August 23, 2012 by ediemelsonrbl2018
Critique—just the word can give me goose-bumps. Don’t get me wrong, I really like to get feedback on my writing, as long as it’s positive.
But there’s the rub, nothing but positive critique doesn’t help me grow as a writer. Now, I’m not one of those who believe positive feedback is worthless. I like to know what I’m doing well, so I can do more of it. But, I also want to know where I need improvement.
You might say I’m a glutton for punishment. I regularly enter pieces in contests. I’m a member of a monthly critique group and a member of an intensive, weekly critique group.

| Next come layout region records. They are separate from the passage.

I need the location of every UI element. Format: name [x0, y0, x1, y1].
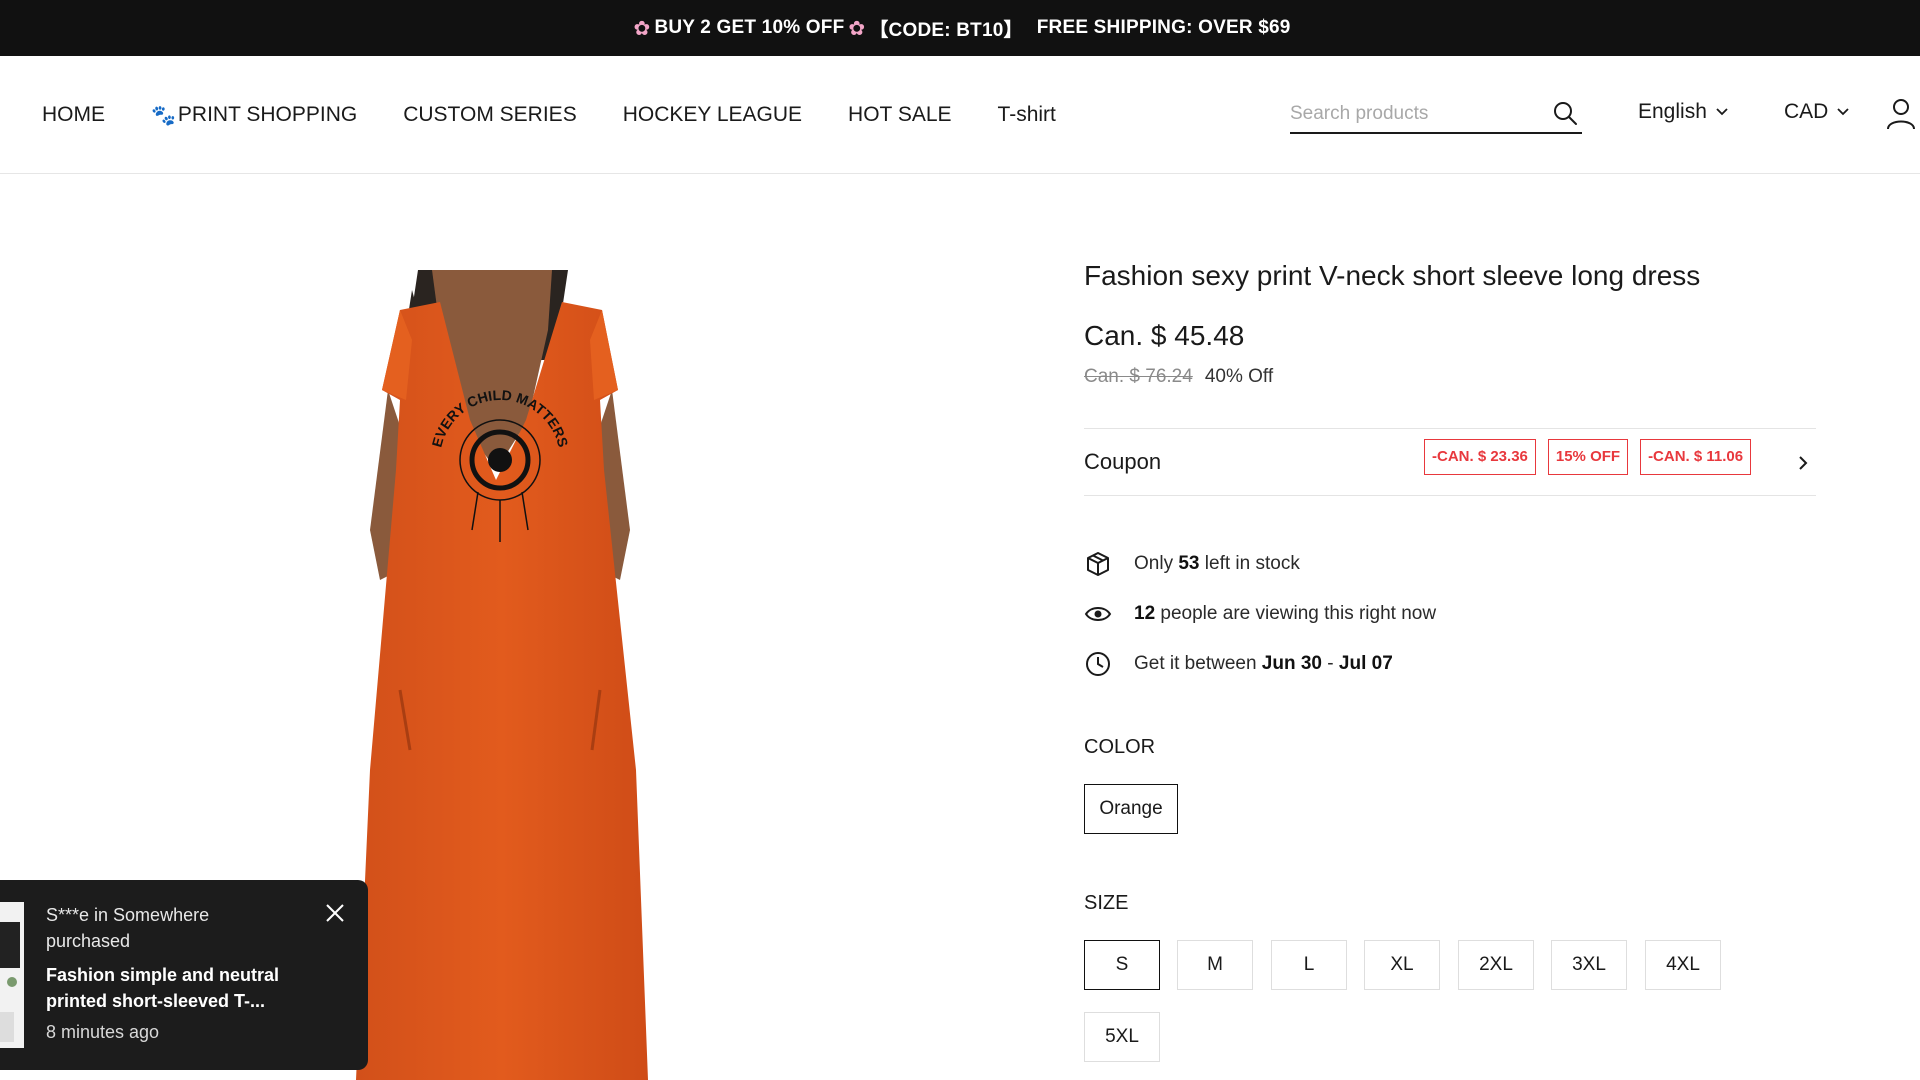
viewers-suffix: people are viewing this right now	[1155, 603, 1437, 624]
chevron-down-icon	[1716, 108, 1728, 116]
close-icon[interactable]	[324, 902, 346, 924]
nav-item-home[interactable]: HOME	[42, 103, 105, 127]
size-option-xl[interactable]: XL	[1364, 940, 1440, 990]
eye-icon	[1084, 607, 1112, 621]
search-box	[1290, 96, 1582, 134]
coupon-tag[interactable]: 15% OFF	[1547, 439, 1629, 475]
nav-item-label: PRINT SHOPPING	[177, 103, 358, 126]
delivery-info: Get it between Jun 30 - Jul 07	[1084, 650, 1393, 678]
delivery-text: Get it between Jun 30 - Jul 07	[1134, 653, 1393, 675]
color-label: COLOR	[1084, 736, 1156, 758]
current-price: Can. $ 45.48	[1084, 320, 1245, 351]
stock-text: Only 53 left in stock	[1134, 553, 1300, 575]
coupon-row[interactable]: Coupon -CAN. $ 23.36 15% OFF -CAN. $ 11.…	[1084, 428, 1816, 496]
flower-icon: ✿	[633, 17, 651, 40]
size-option-l[interactable]: L	[1271, 940, 1347, 990]
old-price-row: Can. $ 76.24 40% Off	[1084, 366, 1816, 388]
language-label: English	[1638, 100, 1707, 123]
nav-item-label: HOCKEY LEAGUE	[622, 103, 803, 126]
coupon-label: Coupon	[1084, 449, 1162, 474]
nav-item-label: HOME	[42, 103, 105, 126]
size-option-m[interactable]: M	[1177, 940, 1253, 990]
coupon-tags: -CAN. $ 23.36 15% OFF -CAN. $ 11.06	[1424, 439, 1763, 475]
nav-item-label: HOT SALE	[848, 103, 952, 126]
box-icon	[1087, 552, 1109, 576]
nav-item-t-shirt[interactable]: T-shirt	[998, 103, 1056, 127]
size-option-2xl[interactable]: 2XL	[1458, 940, 1534, 990]
delivery-end: Jul 07	[1338, 653, 1393, 674]
promo-offer-text: BUY 2 GET 10% OFF	[654, 17, 845, 38]
viewers-count: 12	[1134, 603, 1156, 624]
purchase-thumbnail	[0, 902, 24, 1048]
viewers-info: 12 people are viewing this right now	[1084, 600, 1436, 628]
nav-item-print-shopping[interactable]: 🐾 PRINT SHOPPING	[151, 103, 357, 128]
viewers-text: 12 people are viewing this right now	[1134, 603, 1436, 625]
chevron-down-icon	[1837, 108, 1849, 116]
nav-item-label: CUSTOM SERIES	[403, 103, 577, 126]
coupon-tag[interactable]: -CAN. $ 11.06	[1640, 439, 1752, 475]
size-option-4xl[interactable]: 4XL	[1645, 940, 1721, 990]
promo-code-text: 【CODE: BT10】	[869, 19, 1023, 41]
delivery-prefix: Get it between	[1134, 653, 1262, 674]
stock-count: 53	[1178, 553, 1200, 574]
flower-icon: ✿	[848, 17, 866, 40]
main-nav: HOME 🐾 PRINT SHOPPING CUSTOM SERIES HOCKE…	[0, 56, 1920, 174]
product-info: Fashion sexy print V-neck short sleeve l…	[1084, 260, 1816, 1062]
search-icon[interactable]	[1552, 100, 1578, 126]
purchase-product-text: Fashion simple and neutral printed short…	[46, 965, 280, 1011]
purchase-notification[interactable]: S***e in Somewhere purchased Fashion sim…	[0, 880, 368, 1070]
chevron-right-icon	[1799, 456, 1808, 470]
color-option-orange[interactable]: Orange	[1084, 784, 1178, 834]
promo-bar: ✿ BUY 2 GET 10% OFF ✿ 【CODE: BT10】 FREE …	[0, 0, 1920, 56]
user-icon[interactable]	[1886, 98, 1916, 130]
nav-links: HOME 🐾 PRINT SHOPPING CUSTOM SERIES HOCKE…	[42, 56, 1102, 174]
coupon-tag[interactable]: -CAN. $ 23.36	[1424, 439, 1536, 475]
paw-icon: 🐾	[151, 104, 176, 127]
size-option-s[interactable]: S	[1084, 940, 1160, 990]
size-option-3xl[interactable]: 3XL	[1551, 940, 1627, 990]
stock-prefix: Only	[1134, 553, 1179, 574]
nav-item-hot-sale[interactable]: HOT SALE	[848, 103, 951, 127]
nav-item-custom-series[interactable]: CUSTOM SERIES	[403, 103, 576, 127]
discount-label: 40% Off	[1204, 366, 1274, 387]
nav-item-hockey-league[interactable]: HOCKEY LEAGUE	[623, 103, 802, 127]
original-price: Can. $ 76.24	[1084, 366, 1193, 387]
delivery-start: Jun 30	[1261, 653, 1322, 674]
delivery-separator: -	[1322, 653, 1339, 674]
stock-info: Only 53 left in stock	[1084, 550, 1300, 578]
size-label: SIZE	[1084, 892, 1129, 914]
purchase-time: 8 minutes ago	[46, 1022, 160, 1042]
stock-suffix: left in stock	[1199, 553, 1300, 574]
currency-label: CAD	[1784, 100, 1829, 123]
clock-icon	[1086, 652, 1110, 676]
promo-shipping-text: FREE SHIPPING: OVER $69	[1036, 17, 1291, 38]
nav-item-label: T-shirt	[997, 103, 1056, 126]
language-selector[interactable]: English	[1638, 100, 1729, 124]
product-title: Fashion sexy print V-neck short sleeve l…	[1084, 260, 1701, 291]
search-input[interactable]	[1290, 103, 1540, 125]
purchase-buyer-text: S***e in Somewhere purchased	[46, 905, 210, 951]
currency-selector[interactable]: CAD	[1784, 100, 1850, 124]
size-option-5xl[interactable]: 5XL	[1084, 1012, 1160, 1062]
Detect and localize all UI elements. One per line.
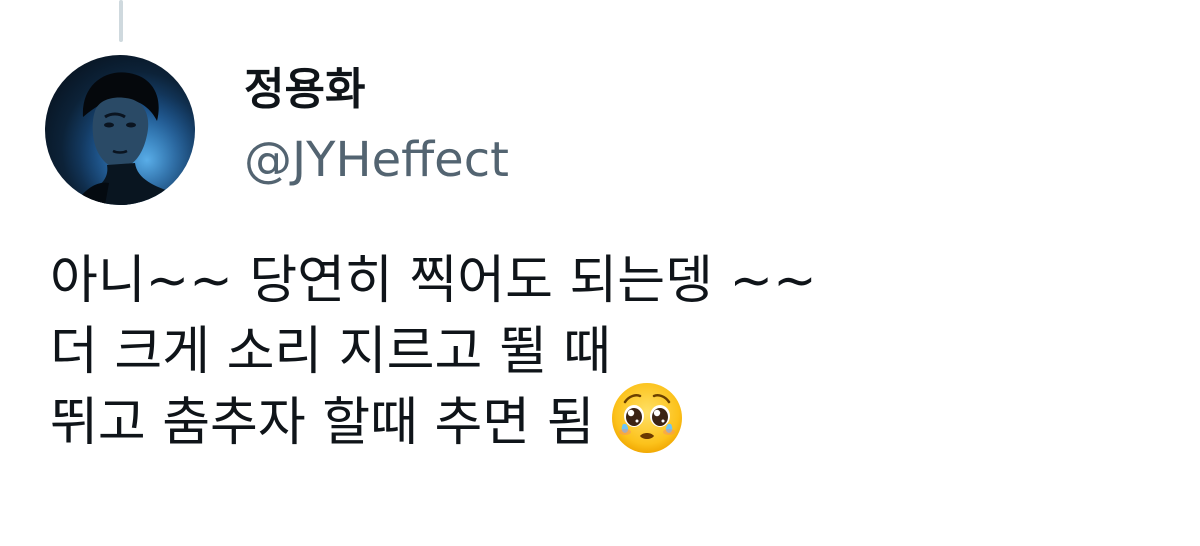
thread-connector-line [119,0,123,42]
avatar[interactable] [45,55,195,205]
tweet-text: 아니~~ 당연히 찍어도 되는뎅 ~~ 더 크게 소리 지르고 뛸 때 뛰고 춤… [50,246,1150,459]
user-handle[interactable]: @JYHeffect [244,130,509,190]
pleading-face-icon [609,380,685,456]
tweet-line-1: 아니~~ 당연히 찍어도 되는뎅 ~~ [50,251,817,311]
tweet-line-3-text: 뛰고 춤추자 할때 추면 됨 [50,393,595,453]
display-name[interactable]: 정용화 [244,62,365,118]
tweet-line-3: 뛰고 춤추자 할때 추면 됨 [50,383,1150,459]
avatar-image [45,55,195,205]
tweet-line-2: 더 크게 소리 지르고 뛸 때 [50,322,612,382]
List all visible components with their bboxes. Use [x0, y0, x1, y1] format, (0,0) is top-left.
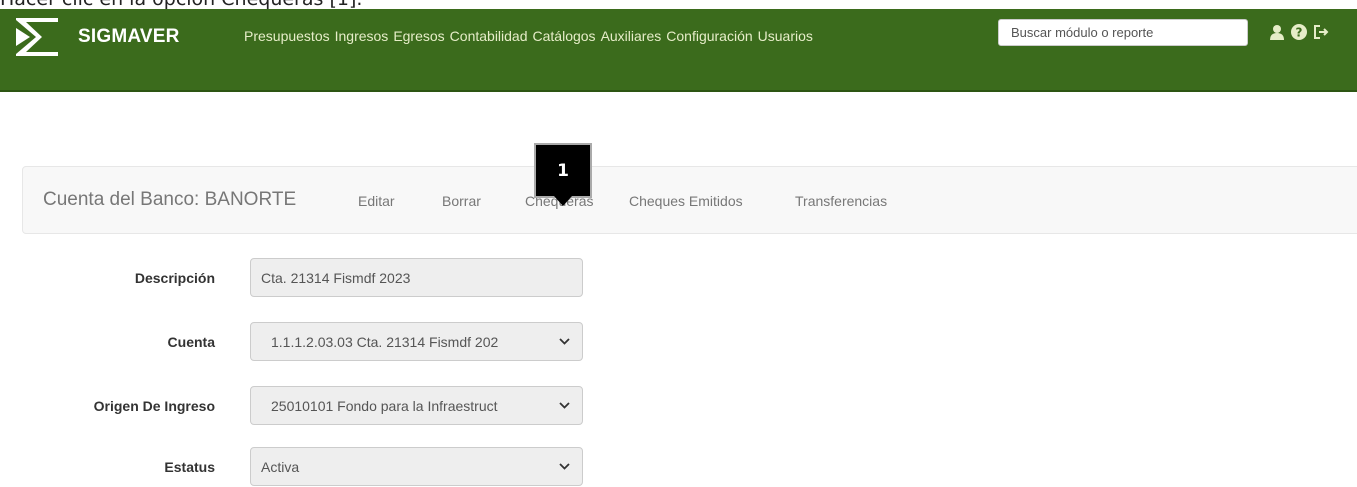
cuenta-select[interactable]: 1.1.1.2.03.03 Cta. 21314 Fismdf 202 — [250, 322, 583, 361]
origen-label: Origen De Ingreso — [93, 398, 215, 414]
estatus-select[interactable]: Activa — [250, 447, 583, 486]
help-icon[interactable]: ? — [1290, 21, 1308, 43]
form-row-descripcion: Descripción Cta. 21314 Fismdf 2023 — [0, 258, 600, 298]
subnav-cheques-emitidos[interactable]: Cheques Emitidos — [629, 193, 743, 209]
chevron-down-icon — [559, 338, 570, 345]
nav-auxiliares[interactable]: Auxiliares — [601, 28, 662, 44]
bank-account-subnav: Cuenta del Banco: BANORTE Editar Borrar … — [22, 166, 1357, 234]
cuenta-select-value: 1.1.1.2.03.03 Cta. 21314 Fismdf 202 — [271, 333, 499, 350]
estatus-label: Estatus — [164, 459, 215, 475]
nav-presupuestos[interactable]: Presupuestos — [244, 28, 330, 44]
nav-egresos[interactable]: Egresos — [393, 28, 444, 44]
top-navbar: SIGMAVER Presupuestos Ingresos Egresos C… — [0, 9, 1357, 92]
sigma-logo-icon — [16, 18, 58, 56]
subnav-transferencias[interactable]: Transferencias — [795, 193, 887, 209]
cuenta-label: Cuenta — [167, 334, 215, 350]
callout-pointer — [554, 196, 572, 206]
form-row-cuenta: Cuenta 1.1.1.2.03.03 Cta. 21314 Fismdf 2… — [0, 322, 600, 362]
descripcion-label: Descripción — [134, 270, 215, 286]
user-icon[interactable] — [1268, 21, 1286, 43]
nav-usuarios[interactable]: Usuarios — [758, 28, 813, 44]
chevron-down-icon — [559, 463, 570, 470]
nav-icon-group: ? — [1268, 21, 1330, 43]
nav-ingresos[interactable]: Ingresos — [335, 28, 389, 44]
form-row-estatus: Estatus Activa — [0, 447, 600, 487]
module-search-input[interactable] — [998, 19, 1248, 46]
estatus-select-value: Activa — [261, 458, 300, 475]
logout-icon[interactable] — [1312, 21, 1330, 43]
nav-configuracion[interactable]: Configuración — [666, 28, 752, 44]
origen-select[interactable]: 25010101 Fondo para la Infraestruct — [250, 386, 583, 425]
chevron-down-icon — [559, 402, 570, 409]
nav-contabilidad[interactable]: Contabilidad — [450, 28, 528, 44]
subnav-borrar[interactable]: Borrar — [442, 193, 481, 209]
svg-text:?: ? — [1296, 26, 1303, 40]
origen-select-value: 25010101 Fondo para la Infraestruct — [271, 397, 498, 414]
step-callout: 1 — [534, 143, 592, 198]
nav-catalogos[interactable]: Catálogos — [533, 28, 596, 44]
subnav-editar[interactable]: Editar — [358, 193, 395, 209]
page-title: Cuenta del Banco: BANORTE — [43, 189, 297, 210]
brand-name: SIGMAVER — [78, 26, 180, 47]
brand[interactable]: SIGMAVER — [14, 17, 180, 57]
main-nav: Presupuestos Ingresos Egresos Contabilid… — [244, 28, 818, 44]
form-row-origen: Origen De Ingreso 25010101 Fondo para la… — [0, 386, 600, 426]
descripcion-field[interactable]: Cta. 21314 Fismdf 2023 — [250, 258, 583, 297]
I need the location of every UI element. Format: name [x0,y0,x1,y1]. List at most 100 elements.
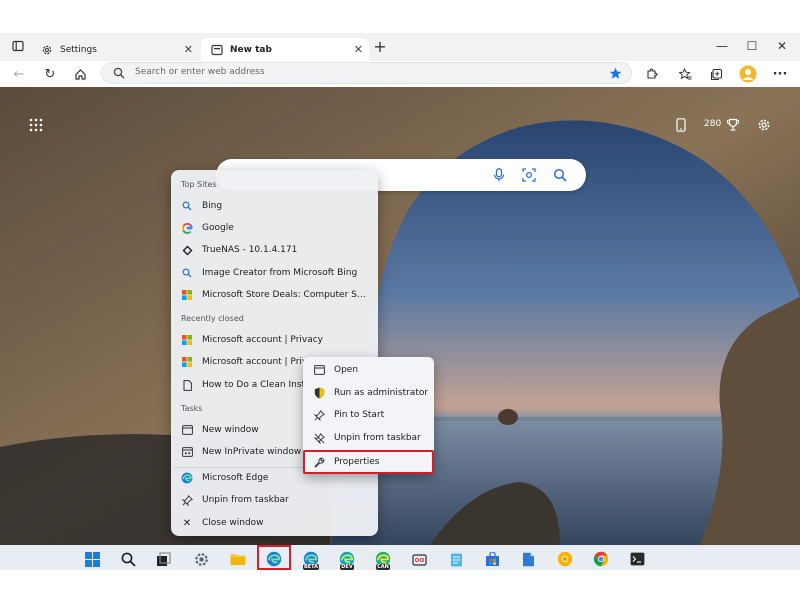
word-document-button[interactable] [519,550,537,568]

And that doesn’t count all the rejection letters I have in my files from articles and manuscripts that haven’t made the grade. I’ve definitely had my fair share of painful critiques.
But this post isn’t an invitation to a pity party. I just want to share some of my coping techniques when it seems like no one can say anything good about what I’ve written.
Take it in, then let it sit—I have to have time to process negative comments. (I don’t seem to need the same time to process the positive ones—go figure). I usually go back and reread the negative comments 48 hours later and that gives me the perspective to know what I need to do to improve.
- Realize you’re in control—ultimately it’s your story and you can decide what works and what doesn’t. Just because a critique partner says it doesn’t work, doesn’t mean she’s right. You get to make the call.
- Seek out a second opinion—sometimes I don’t know if a comment is truly valid or not. When that happens, I ask several people I respect for their opinion. If one person stumbles over a sentence, it’s not a big deal. But if half the people you show it to stumble you probably need to do something.
- Be polite—generally, someone who takes the time to critique your work wants you to succeed. It helps make the negative comments easier to take if you remind yourself of that. Occasionally you’ll run across someone who rips your manuscript to shreds just to prove how smart they are. It happens to all of us and we just have to consider the source of the critique and move on.
So don’t be afraid to show others your work. Ultimately, no matter how painful, it will improve your writing. I’ve had over 700 articles published this year and I can assure you that all those painful critiques are a large part of my success.
Now it’s your turn. What tips do you have for processing a negative critique?